Para encerrar a sabatina, Mendes foi convidado a fazer rápidos comentários sobre Protógenes e De Sanctis ("não vou falar, não vou emitir juízo"), o ex-diretor da Polícia Federal, Paulo Lacerda ("não foi um bom diretor"), o ministro da Justiça, Tarso Genro ("um agente político esforçado"), o presidente Luiz Inácio Lula da Silva ("tenho admiração, é um bom político"), e Fernando Henrique ("um estadista").

Do lado de fora do teatro, simpatizantes e filiados do P-Sol e da Ubes, faziam de Mendes o vilão e de Protógenes Queiróz, o mocinho. "Cadeia para Dantas e medalha para Protógenes" estava escrito em uma das cartolina que os jovens seguravam, entre bandeiras da entidade e do partido. "Cassação de Gilmar Mendes Já", dizia outra cartolina, escrita com canetinha. Um dos mais atuantes no protesto era o presidente da Ubes, Ismael Cardoso, que dizia a quem quisesse ouvir que o presidente do STF "criminaliza os movimentos sociais " e está ao lado do banqueiro e empresário Daniel Dantas. Amanhã Protógenes irá ao Senado para reunião com a bancada do P-Sol de deputados e senadores.

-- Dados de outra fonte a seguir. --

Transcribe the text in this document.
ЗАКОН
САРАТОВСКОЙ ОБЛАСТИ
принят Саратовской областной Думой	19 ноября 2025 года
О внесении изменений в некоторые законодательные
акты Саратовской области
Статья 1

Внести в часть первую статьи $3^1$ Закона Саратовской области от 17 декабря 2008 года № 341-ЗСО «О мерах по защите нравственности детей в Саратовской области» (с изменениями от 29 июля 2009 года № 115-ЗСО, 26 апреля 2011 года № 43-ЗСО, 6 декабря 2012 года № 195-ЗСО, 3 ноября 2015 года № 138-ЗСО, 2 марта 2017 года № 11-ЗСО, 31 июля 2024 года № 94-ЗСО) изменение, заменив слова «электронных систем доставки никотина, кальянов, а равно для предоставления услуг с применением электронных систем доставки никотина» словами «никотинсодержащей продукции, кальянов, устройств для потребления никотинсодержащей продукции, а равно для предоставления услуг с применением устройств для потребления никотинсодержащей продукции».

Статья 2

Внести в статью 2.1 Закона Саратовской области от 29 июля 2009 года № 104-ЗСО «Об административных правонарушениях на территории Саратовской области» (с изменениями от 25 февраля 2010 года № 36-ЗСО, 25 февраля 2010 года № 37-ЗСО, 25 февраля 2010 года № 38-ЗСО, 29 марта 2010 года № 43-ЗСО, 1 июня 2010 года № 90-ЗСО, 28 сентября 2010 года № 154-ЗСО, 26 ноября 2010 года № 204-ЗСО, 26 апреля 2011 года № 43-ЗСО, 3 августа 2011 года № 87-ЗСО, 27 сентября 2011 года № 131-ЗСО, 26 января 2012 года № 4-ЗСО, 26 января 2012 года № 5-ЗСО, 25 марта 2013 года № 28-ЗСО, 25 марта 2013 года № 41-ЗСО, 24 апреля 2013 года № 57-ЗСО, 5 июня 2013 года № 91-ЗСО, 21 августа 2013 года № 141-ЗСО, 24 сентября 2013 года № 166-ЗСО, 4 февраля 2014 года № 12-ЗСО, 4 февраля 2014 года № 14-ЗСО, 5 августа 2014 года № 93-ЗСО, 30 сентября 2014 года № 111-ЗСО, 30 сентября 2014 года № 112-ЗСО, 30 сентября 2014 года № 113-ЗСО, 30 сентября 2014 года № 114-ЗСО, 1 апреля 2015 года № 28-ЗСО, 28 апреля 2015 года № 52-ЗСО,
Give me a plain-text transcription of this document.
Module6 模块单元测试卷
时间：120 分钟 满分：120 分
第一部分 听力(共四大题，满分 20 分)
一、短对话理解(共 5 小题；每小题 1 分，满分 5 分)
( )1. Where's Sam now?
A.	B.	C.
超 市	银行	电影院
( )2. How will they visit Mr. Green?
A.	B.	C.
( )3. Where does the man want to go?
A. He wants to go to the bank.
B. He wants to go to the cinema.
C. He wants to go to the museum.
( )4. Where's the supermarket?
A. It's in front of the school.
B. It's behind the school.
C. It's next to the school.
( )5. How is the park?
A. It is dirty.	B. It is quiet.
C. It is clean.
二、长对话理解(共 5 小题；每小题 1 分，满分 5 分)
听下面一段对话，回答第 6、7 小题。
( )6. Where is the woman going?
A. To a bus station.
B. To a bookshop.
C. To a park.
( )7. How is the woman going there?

Apesar dos protestos contra si, Mendes não pretende ficar de fora da cena política nacional. Ele foi questionado duas vezes se teria intenção de disputar algum cargo eletivo e em nenhuma delas negou a possibilidade. "Não cogito sair do STF. Quando sair vou ver o que vou fazer. Nunca tive problema de desemprego". Mas descarta concorrer?, reforçaram os sabatinadores. Ele pensou, pensou, pronunciou "mm mm mm" e respondeu: " Não cuido nem descuido, simplesmente estou a pensar nas atividades que estou a desenvolver agora."